When former GE CEO Jack Welch tweeted that the "Chicago guys" did something to the "jobs numbers," Mathews asked Jack for evidence.   He had none.

What has happened to basic critical thinking?  A prominent CEO makes that kind of assertion with absolutely no evidence.   Applying Jack's standard, I could simply say I'm surprised to learn that Jack Welch is racist, that he made those comments because he doesn't like the fact that a black man is in the White House.   Welch can't fight the numbers with facts or evidence, so he just makes something up.   Obviously, I have no proof that Jack Welch is a racist, that he is opposing Barack Obama because he can't tolerate the fact that a black man is President of the United States.   But if I apply Jack Welch's own standards for intellectual rigor, I don't need any evidence.

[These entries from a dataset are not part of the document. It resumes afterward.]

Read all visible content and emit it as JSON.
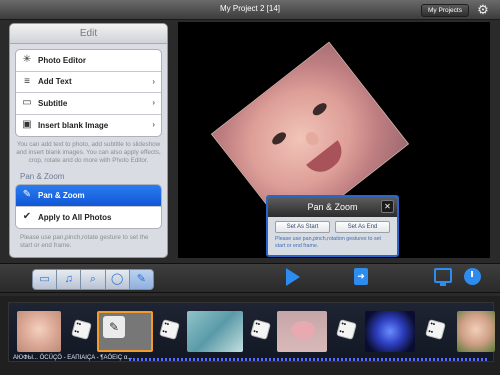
{
  "topbar": {
    "title": "My Project 2  [14]",
    "my_projects": "My Projects",
    "gear_icon": "gear-icon"
  },
  "panel": {
    "title": "Edit",
    "items": [
      {
        "label": "Photo Editor",
        "icon": "wand-icon"
      },
      {
        "label": "Add Text",
        "icon": "text-icon"
      },
      {
        "label": "Subtitle",
        "icon": "speech-bubble-icon"
      },
      {
        "label": "Insert blank Image",
        "icon": "image-icon"
      }
    ],
    "description": "You can add text to photo, add subtitle to slideshow and insert blank images. You can also apply effects, crop, rotate and do more with Photo Editor.",
    "section": "Pan & Zoom",
    "pan_items": [
      {
        "label": "Pan & Zoom",
        "selected": true
      },
      {
        "label": "Apply to All Photos",
        "selected": false
      }
    ],
    "pan_description": "Please use pan,pinch,rotate gesture to set the start or end frame."
  },
  "dialog": {
    "title": "Pan & Zoom",
    "set_start": "Set As Start",
    "set_end": "Set As End",
    "help": "Please use pan,pinch,rotation gestures to set start or end frame."
  },
  "timeline": {
    "caption": "AЮФЫ... ÖCÜÇÖ - ΕΑΠΙΑΙÇΑ - ¶ΑÖΕΙÇ α..."
  },
  "colors": {
    "accent": "#2d8cf0",
    "selected_row": "#1a62dc",
    "dialog_border": "#2a66c9",
    "selected_thumb_border": "#f39c2a"
  }
}
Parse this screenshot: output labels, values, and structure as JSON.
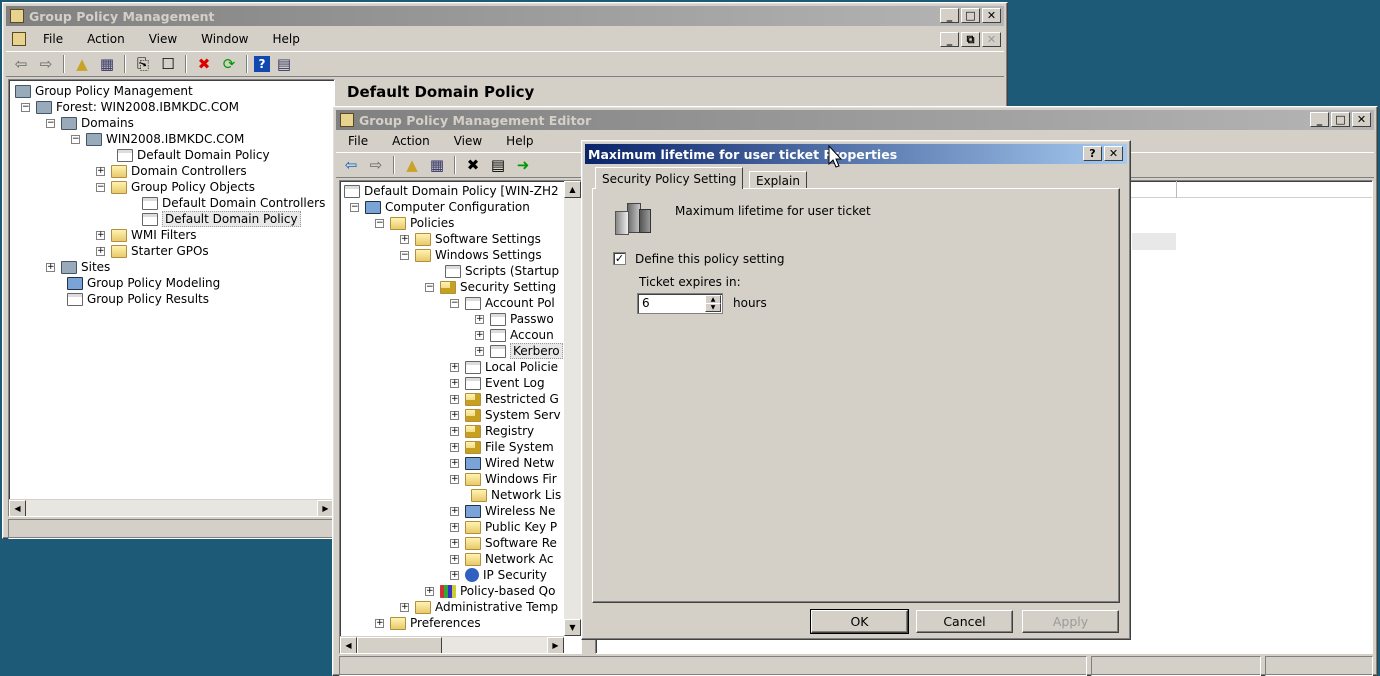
{
  "gpm": {
    "title": "Group Policy Management",
    "menu": [
      "File",
      "Action",
      "View",
      "Window",
      "Help"
    ],
    "header": "Default Domain Policy",
    "tree": [
      {
        "label": "Group Policy Management"
      },
      {
        "label": "Forest: WIN2008.IBMKDC.COM"
      },
      {
        "label": "Domains"
      },
      {
        "label": "WIN2008.IBMKDC.COM"
      },
      {
        "label": "Default Domain Policy"
      },
      {
        "label": "Domain Controllers"
      },
      {
        "label": "Group Policy Objects"
      },
      {
        "label": "Default Domain Controllers"
      },
      {
        "label": "Default Domain Policy"
      },
      {
        "label": "WMI Filters"
      },
      {
        "label": "Starter GPOs"
      },
      {
        "label": "Sites"
      },
      {
        "label": "Group Policy Modeling"
      },
      {
        "label": "Group Policy Results"
      }
    ]
  },
  "editor": {
    "title": "Group Policy Management Editor",
    "menu": [
      "File",
      "Action",
      "View",
      "Help"
    ],
    "tree": [
      {
        "label": "Default Domain Policy [WIN-ZH2"
      },
      {
        "label": "Computer Configuration"
      },
      {
        "label": "Policies"
      },
      {
        "label": "Software Settings"
      },
      {
        "label": "Windows Settings"
      },
      {
        "label": "Scripts (Startup"
      },
      {
        "label": "Security Setting"
      },
      {
        "label": "Account Pol"
      },
      {
        "label": "Passwo"
      },
      {
        "label": "Accoun"
      },
      {
        "label": "Kerbero"
      },
      {
        "label": "Local Policie"
      },
      {
        "label": "Event Log"
      },
      {
        "label": "Restricted G"
      },
      {
        "label": "System Serv"
      },
      {
        "label": "Registry"
      },
      {
        "label": "File System"
      },
      {
        "label": "Wired Netw"
      },
      {
        "label": "Windows Fir"
      },
      {
        "label": "Network Lis"
      },
      {
        "label": "Wireless Ne"
      },
      {
        "label": "Public Key P"
      },
      {
        "label": "Software Re"
      },
      {
        "label": "Network Ac"
      },
      {
        "label": "IP Security"
      },
      {
        "label": "Policy-based Qo"
      },
      {
        "label": "Administrative Temp"
      },
      {
        "label": "Preferences"
      }
    ]
  },
  "dialog": {
    "title": "Maximum lifetime for user ticket Properties",
    "tabs": [
      "Security Policy Setting",
      "Explain"
    ],
    "policy_name": "Maximum lifetime for user ticket",
    "define_label": "Define this policy setting",
    "define_checked": true,
    "expires_label": "Ticket expires in:",
    "expires_value": "6",
    "unit": "hours",
    "ok": "OK",
    "cancel": "Cancel",
    "apply": "Apply"
  }
}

Do you think Jack Welch would have tolerated that level of thinking from any of his executives at GE?  So why has he adopted such a miserably low standard for his own public statements?

Journalism requires verification.   It's a shame there's so little of it and way too much of he said/she said.   Being a human microphone stand is not journalism.   Chris Matthews didn't have to ask a hard question, just a simple direct one.   "Jack, do you have any evidence?"   No.

Then why would someone of Jack Welch's position make such a statement?   Oh that's right, he's a racist.   Again, I have no proof, no facts.   For this post, I'm just applying Jack's standards, standards no news organization should ever tolerate.